Go horseback riding and more in Griffith Park
You’re probably more likely to think of Ferraris than horses when L.A. comes to mind, but going horseback riding is an age-old pastime in the area and continues to thrive with visitors for a reason. Though you could just snap a distant photo of the famous Hollywood sign and be on your way, there are also great horseback-riding options that will take you through the famous Hollywood hills just like the original settlers of the area.
During a tour with a local company, you’ll enjoy some of the very best views of downtown L.A. while you travel along the paths of famous Griffith Park, one of the largest urban parks in the country. Because there are very few good viewing spots for the Hollywood sign, a horseback ride also gets you much closer than usual, taking you for an up close and personal glimpse of one of L.A.’s most famous landmarks. But even if you’re indifferent about seeing the sign, the horseback ride offers staggering views of L.A.
To complete a trip to Griffith Park, there are all kinds of other opportunities awaiting outdoor lovers. Not only does the park contain a seemingly endless series of great hikes, but you should also get a nice taste of the local plant and wildlife. Mule deer, gray foxes, more than 200 species of bird, and even the occasional mountain lion wander the area. The park is also packed with wildflowers that are particularly beautiful in the springtime. Visitors tend to find their way to the mysterious Bronson Caves, used as the original Bat Cave for the 1960s Batman TV series, along with a long list of famous movies. Though packing into the main Hollywood strip is one way to experience L.A., heading out to the Hollywood hills trails will give you more of a behind-the-scenes look at the area without having to fight the crowds.

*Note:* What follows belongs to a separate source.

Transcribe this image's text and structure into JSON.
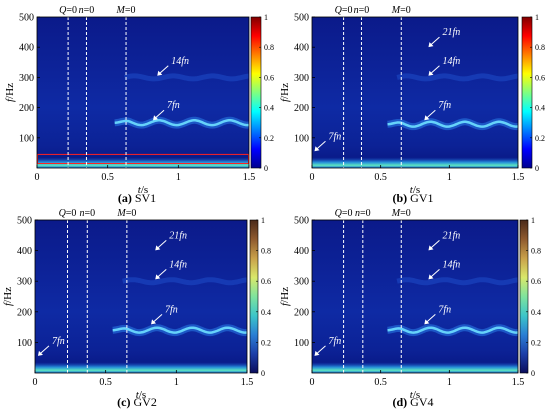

A choose your own adventure
The sheer number of things to do in L.A. can be daunting. Although the beauty of Los Angeles is that it’s a state with endless opportunities for relaxation, adventure, and everything in between thanks to its geographic and cultural diversity. As long as you’re mindful of traffic and willing to get up a little early to beat the crowds, L.A.’s many outdoor adventures can be the perfect weekend activity.